JSON is a terrible format for LLM prompts. It's verbose by design — keys repeated on every row, curly braces everywhere, commas that add nothing. When you're passing a list of 500 records to a model, you're burning tokens on structure that could be implicit.
TOON is a format that addresses this directly. It borrows YAML's indentation for nested objects and CSV's row layout for uniform arrays, giving you a lossless JSON encoding that's meaningfully smaller.
What it does
TOON encodes and decodes the full JSON data model — objects, arrays, primitives, nulls — with no data loss. The key encoding difference: when you have an array of objects with the same keys (the common case for database results, API responses, log entries), TOON collapses the key names into a header line and writes each row as comma-separated values. Keys appear once instead of once per record.
Why I starred it
The token math is real. The benchmark results in benchmarks/results/token-efficiency.md show TOON at ~49,900 tokens for uniform employee records vs ~127,000 for JSON — a 60.7% reduction. For mixed structures with some nesting, it sits around 22% cheaper than JSON. Those aren't trivial numbers when you're paying per token or hitting context limits.
What's also interesting is that TOON stays close to CSV for flat data (only about 6% more tokens) while adding explicit structure that JSON-trained models can parse reliably. CSV can't represent nested data at all. TOON can.
How it works
The TypeScript SDK in packages/toon/src/ is cleanly organized around a generator-based encoder and a streaming decoder.
The encoder starts in packages/toon/src/encode/encoders.ts with encodeJsonValue, which dispatches to specialized generators based on type. The tabular detection logic is the core insight — extractTabularHeader checks whether every object in an array has the same keys and only primitive values at those positions:
// packages/toon/src/encode/encoders.ts
export function isTabularArray(
rows: readonly JsonObject[],
header: readonly string[],
): boolean {
for (const row of rows) {
const keys = Object.keys(row)
if (keys.length !== header.length) return false
for (const key of header) {
if (!(key in row)) return false
if (!isJsonPrimitive(row[key])) return false
}
}
return true
}
If the array qualifies, it emits a header line like users[3]{id,name,email}: and then one comma-separated row per object. If not, it falls back to YAML-style list items. The whole encoder uses Generator<string> throughout, so it yields lines lazily — you can stream directly to stdout without building the full string in memory.
The decoder in packages/toon/src/decode/scanner.ts does incremental line parsing, tracking depth by counting leading spaces. Strict mode throws on tabs or non-multiple-of-indent indentation. There's a decodeStream function that takes an AsyncIterable<string> and emits typed JSON events (startObject, key, primitive, endArray, etc.) — the same event model as a SAX parser, which means you can process large TOON files without loading everything into memory.
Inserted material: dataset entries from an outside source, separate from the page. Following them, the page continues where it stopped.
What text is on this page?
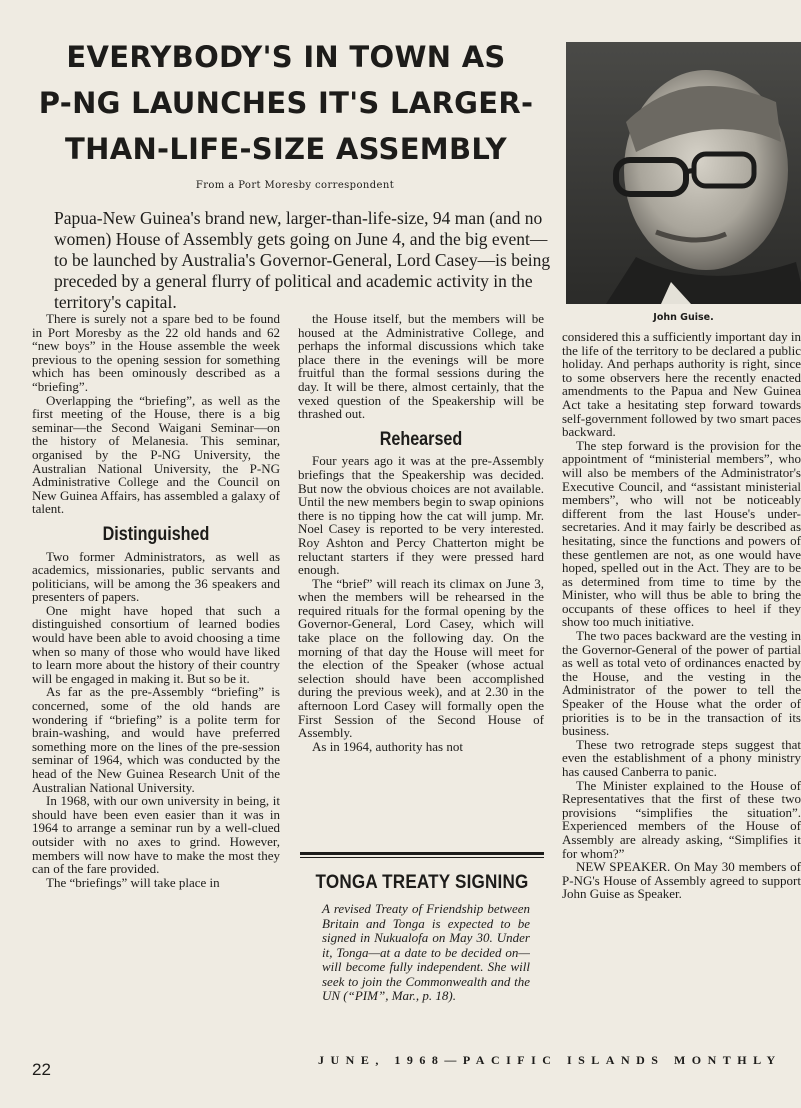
EVERYBODY'S IN TOWN AS
P-NG LAUNCHES IT'S LARGER-
THAN-LIFE-SIZE ASSEMBLY
From a Port Moresby correspondent
Papua-New Guinea's brand new, larger-than-life-size, 94 man (and no women) House of Assembly gets going on June 4, and the big event—to be launched by Australia's Governor-General, Lord Casey—is being preceded by a general flurry of political and academic activity in the territory's capital.
John Guise.

There is surely not a spare bed to be found in Port Moresby as the 22 old hands and 62 “new boys” in the House assemble the week previous to the opening session for something which has been ominously described as a “briefing”.

Overlapping the “briefing”, as well as the first meeting of the House, there is a big seminar—the Second Waigani Seminar—on the history of Melanesia. This seminar, organised by the P-NG University, the Australian National University, the P-NG Administrative College and the Council on New Guinea Affairs, has assembled a galaxy of talent.

Distinguished

Two former Administrators, as well as academics, missionaries, public servants and politicians, will be among the 36 speakers and presenters of papers.

One might have hoped that such a distinguished consortium of learned bodies would have been able to avoid choosing a time when so many of those who would have liked to learn more about the history of their country will be engaged in making it. But so be it.

As far as the pre-Assembly “briefing” is concerned, some of the old hands are wondering if “briefing” is a polite term for brain-washing, and would have preferred something more on the lines of the pre-session seminar of 1964, which was conducted by the head of the New Guinea Research Unit of the Australian National University.

In 1968, with our own university in being, it should have been even easier than it was in 1964 to arrange a seminar run by a well-clued outsider with no axes to grind. However, members will now have to make the most they can of the fare provided.

The “briefings” will take place in

the House itself, but the members will be housed at the Administrative College, and perhaps the informal discussions which take place there in the evenings will be more fruitful than the formal sessions during the day. It will be there, almost certainly, that the vexed question of the Speakership will be thrashed out.

Rehearsed

Four years ago it was at the pre-Assembly briefings that the Speakership was decided. But now the obvious choices are not available. Until the new members begin to swap opinions there is no tipping how the cat will jump. Mr. Noel Casey is reported to be very interested. Roy Ashton and Percy Chatterton might be reluctant starters if they were pressed hard enough.

The “brief” will reach its climax on June 3, when the members will be rehearsed in the required rituals for the formal opening by the Governor-General, Lord Casey, which will take place on the following day. On the morning of that day the House will meet for the election of the Speaker (whose actual selection should have been accomplished during the previous week), and at 2.30 in the afternoon Lord Casey will formally open the First Session of the Second House of Assembly.

As in 1964, authority has not

TONGA TREATY SIGNING
A revised Treaty of Friendship between Britain and Tonga is expected to be signed in Nukualofa on May 30. Under it, Tonga—at a date to be decided on—will become fully independent. She will seek to join the Commonwealth and the UN (“PIM”, Mar., p. 18).

considered this a sufficiently important day in the life of the territory to be declared a public holiday. And perhaps authority is right, since to some observers here the recently enacted amendments to the Papua and New Guinea Act take a hesitating step forward towards self-government followed by two smart paces backward.

The step forward is the provision for the appointment of “ministerial members”, who will also be members of the Administrator's Executive Council, and “assistant ministerial members”, who will not be noticeably different from the last House's under-secretaries. And it may fairly be described as hesitating, since the functions and powers of these gentlemen are not, as one would have hoped, spelled out in the Act. They are to be as determined from time to time by the Minister, who will thus be able to bring the occupants of these offices to heel if they show too much initiative.

The two paces backward are the vesting in the Governor-General of the power of partial as well as total veto of ordinances enacted by the House, and the vesting in the Administrator of the power to tell the Speaker of the House what the order of priorities is to be in the transaction of its business.

These two retrograde steps suggest that even the establishment of a phony ministry has caused Canberra to panic.

The Minister explained to the House of Representatives that the first of these two provisions “simplifies the situation”. Experienced members of the House of Assembly are already asking, “Simplifies it for whom?”

NEW SPEAKER. On May 30 members of P-NG's House of Assembly agreed to support John Guise as Speaker.

22	JUNE, 1968—PACIFIC ISLANDS MONTHLY
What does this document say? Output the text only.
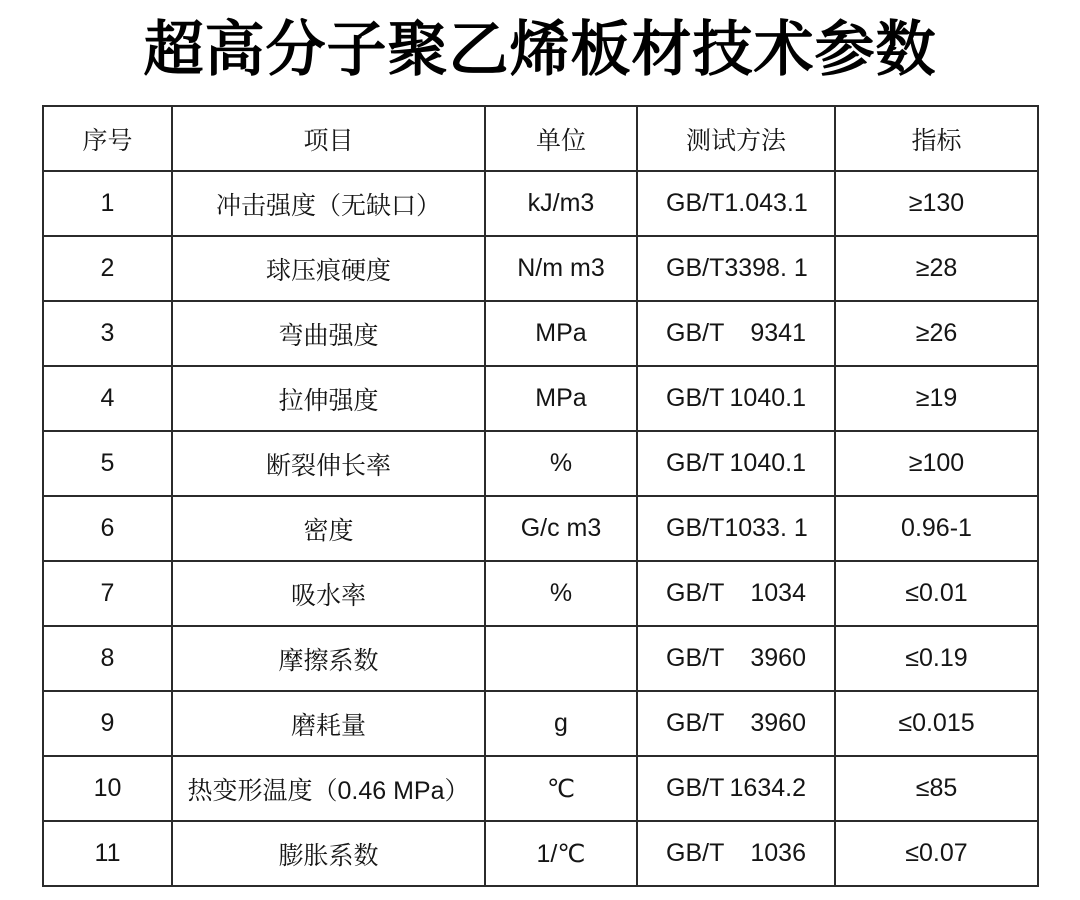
超高分子聚乙烯板材技术参数
序号	项目	单位	测试方法	指标
1	冲击强度（无缺口）	kJ/m3	GB/T 1.043.1	≥130
2	球压痕硬度	N/m m3	GB/T 3398. 1	≥28
3	弯曲强度	MPa	GB/T 9341	≥26
4	拉伸强度	MPa	GB/T 1040.1	≥19
5	断裂伸长率	%	GB/T 1040.1	≥100
6	密度	G/c m3	GB/T 1033. 1	0.96-1
7	吸水率	%	GB/T 1034	≤0.01
8	摩擦系数		GB/T 3960	≤0.19
9	磨耗量	g	GB/T 3960	≤0.015
10	热变形温度（0.46 MPa）	℃	GB/T 1634.2	≤85
11	膨胀系数	1/℃	GB/T 1036	≤0.07
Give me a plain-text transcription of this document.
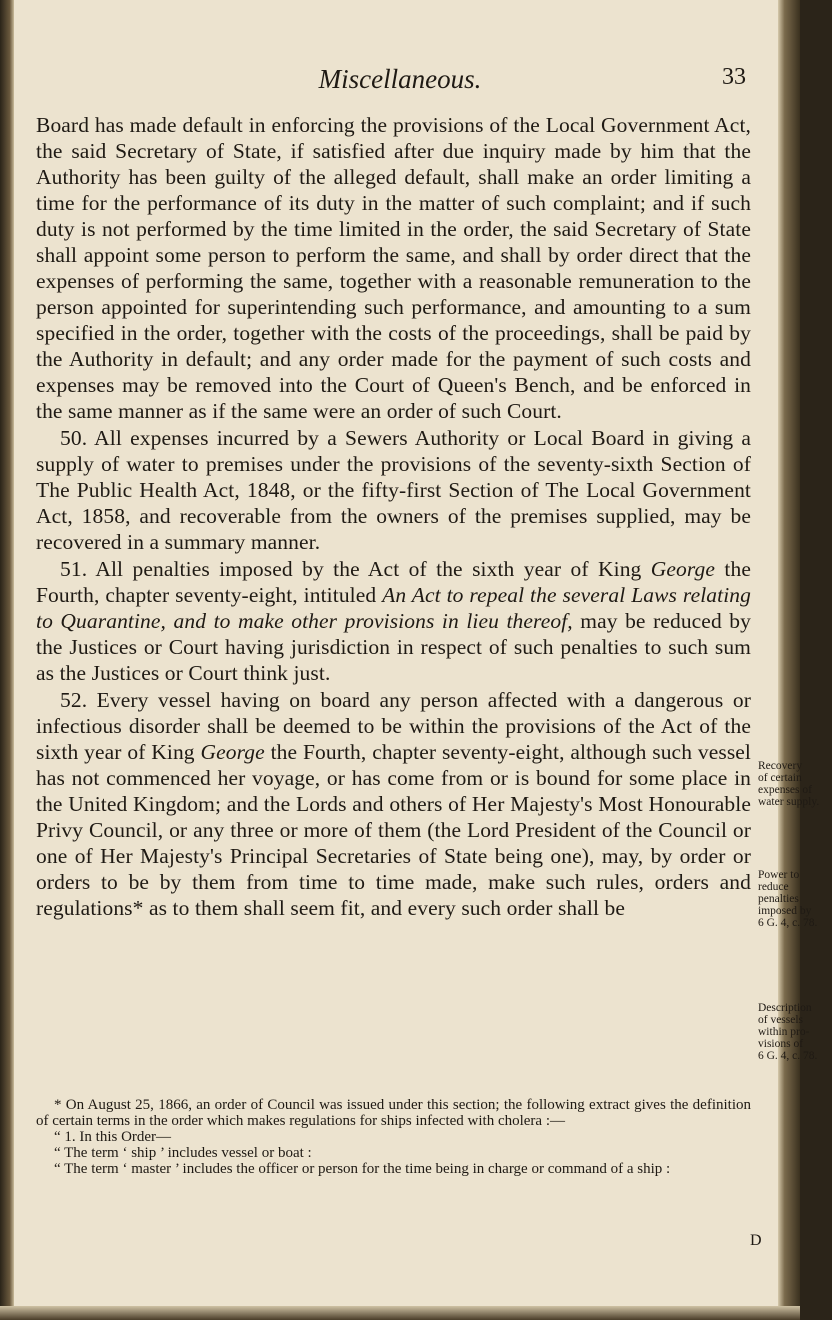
Miscellaneous.	33

Board has made default in enforcing the provisions of the Local Government Act, the said Secretary of State, if satisfied after due inquiry made by him that the Authority has been guilty of the alleged default, shall make an order limiting a time for the performance of its duty in the matter of such complaint; and if such duty is not performed by the time limited in the order, the said Secretary of State shall appoint some person to perform the same, and shall by order direct that the expenses of performing the same, together with a reasonable remuneration to the person appointed for superintending such performance, and amounting to a sum specified in the order, together with the costs of the proceedings, shall be paid by the Authority in default; and any order made for the payment of such costs and expenses may be removed into the Court of Queen's Bench, and be enforced in the same manner as if the same were an order of such Court.

50. All expenses incurred by a Sewers Authority or Local Board in giving a supply of water to premises under the provisions of the seventy-sixth Section of The Public Health Act, 1848, or the fifty-first Section of The Local Government Act, 1858, and recoverable from the owners of the premises supplied, may be recovered in a summary manner.

51. All penalties imposed by the Act of the sixth year of King George the Fourth, chapter seventy-eight, intituled An Act to repeal the several Laws relating to Quarantine, and to make other provisions in lieu thereof, may be reduced by the Justices or Court having jurisdiction in respect of such penalties to such sum as the Justices or Court think just.

52. Every vessel having on board any person affected with a dangerous or infectious disorder shall be deemed to be within the provisions of the Act of the sixth year of King George the Fourth, chapter seventy-eight, although such vessel has not commenced her voyage, or has come from or is bound for some place in the United Kingdom; and the Lords and others of Her Majesty's Most Honourable Privy Council, or any three or more of them (the Lord President of the Council or one of Her Majesty's Principal Secretaries of State being one), may, by order or orders to be by them from time to time made, make such rules, orders and regulations* as to them shall seem fit, and every such order shall be

* On August 25, 1866, an order of Council was issued under this section; the following extract gives the definition of certain terms in the order which makes regulations for ships infected with cholera :—

“ 1. In this Order—

“ The term ‘ ship ’ includes vessel or boat :

“ The term ‘ master ’ includes the officer or person for the time being in charge or command of a ship :

D
Recovery
of certain
expenses of
water supply.
Power to
reduce
penalties
imposed by
6 G. 4, c. 78.
Description
of vessels
within pro-
visions of
6 G. 4, c. 78.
There's also a keyFolding option that collapses single-key wrapper chains into dotted paths. An object like { data: { metadata: { version: 1 } } } becomes data.metadata.version: 1. The folding logic in packages/toon/src/encode/folding.ts tracks a collision set of existing literal dotted keys to avoid ambiguity — if a sibling key already has a dot in it, folding stops.
Using it
Install and use via the SDK or the CLI:
npm install @toon-format/toon
npx @toon-format/toon-cli data.json # encode JSON to TOON
npx @toon-format/toon-cli data.toon -d # decode back to JSON
npx @toon-format/toon-cli data.json --stats # show token count comparison
In code:
import { encode, decode } from '@toon-format/toon'
const data = {
metrics: [
{ date: '2025-01-01', views: 6138, clicks: 174, revenue: 2712.49 },
{ date: '2025-01-02', views: 4616, clicks: 274, revenue: 9156.29 },
]
}
console.log(encode(data))
// metrics[2]{date,views,clicks,revenue}:
// 2025-01-01,6138,174,2712.49
// 2025-01-02,4616,274,9156.29
Roundtrip is lossless — decode(encode(data)) gives back the original object. Key folding is opt-in with keyFolding: 'safe' and pairs with expandPaths: 'safe' on the decode side for full roundtrip fidelity.
Rough edges
The spec is in a separate repo (toon-format/spec) which is v3.0 and described as stable but also "an idea in progress." That combination is a flag — the format could still evolve, and you'd need to track two repos. Community implementations exist in other languages but the reference TypeScript SDK is the only fully conformant one.
The tabular format only applies when all values in an array are primitives at the same key positions. Nested objects within array rows fall back to the list-item format, so real-world API responses with even light nesting lose most of the token benefit. The benchmark's "mixed-structure" track shows TOON beating JSON compact only when tabular density is 33%+, and actually losing to JSON compact on semi-uniform event logs (+19.9%).
Bottom line
If you're building prompts that pass batches of uniform records to LLMs — search results, database rows, time-series data — TOON is worth adding as a serialization step. The gains are real for the right data shape, the SDK is solid, and encoding is a one-liner.